With the entree, we tried a 2016 Sentiero delle Gerle Etna Rossa DOC, a 13.5% alcohol wine made from 100% Nerello Mascalese grapes. Like the Carricante grapes above, the Nerello Mascalese grapes are almost unique to the Etna region of Sicily. After destemming and crushing the grapes, the product was moved to tanks where it was kept in contact with the skins and must using continuous racking. The maceration/fermentation process lasted for 10-12 days at a constant temperature range of 25-27°C. After maceration the wine was separated from the skins and aged for 10-12 months in 50hl French oak barrels. The Etna Rosso was served with an entrée of grilled beef steak accompanied by roasted potatoes and zucchini stuffed with Italian breadcrumbs and cheese. The wine was a dark garnet in color with a slight leather nose. It finished long and very smooth. I rated this elegant European style wine a 93/94 and recommend it highly.
Our final was a replay of a Mandrarossa wine that I had tasted some time ago in a previous column. The prestigious Italian magazine group Gambero Rosso recently rated this wine tre biccheri, their highest award.

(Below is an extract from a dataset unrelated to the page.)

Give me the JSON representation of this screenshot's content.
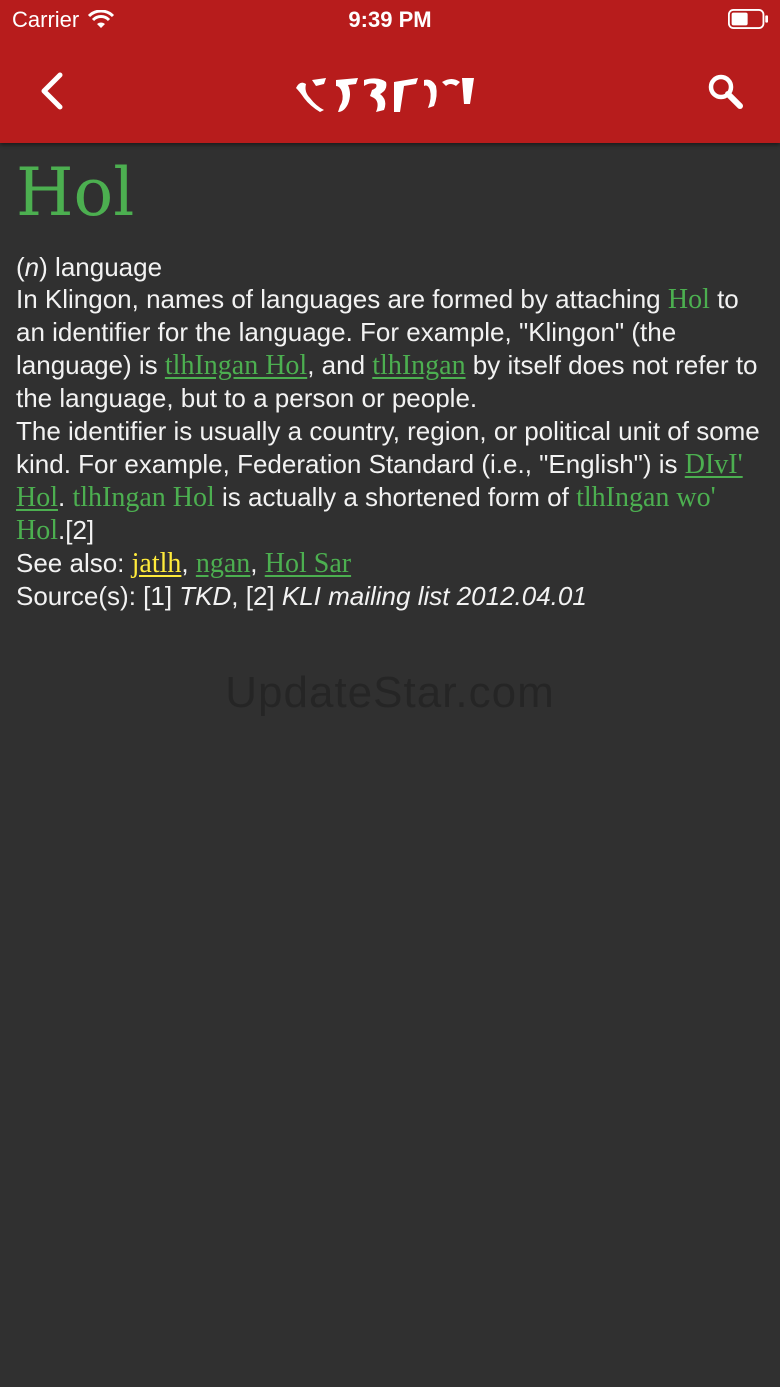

Thus I was very pleased that Mandrarossa had sent a bottle of this wine, the 2017 Cartagho Mandrarossa DOC, along with the others. If you are interested in the production data, you can refer to the previous article. The 2017 Cartagho was also a 100% Nero d’Avola grape wine, 14% alcohol offering. It was a very dark garnet in color with a light fruit nose. We tasted it with my wife’s Sicilian mezzi rigatoni pasta alla Norma and garlic bread. This wine started medium and finished long and very smooth. I loved this excellent example of Nero d’Avola and rated it a 94.
Mandrarossa is imported in the U. S. by Palm Bay International.
My thanks to Annalisa Chiavazza at Mandrarossa’s PR firm for sending me more Mandrarossa wines to taste, and to Mandrarossa for providing me samples during the coronavirus shut-in.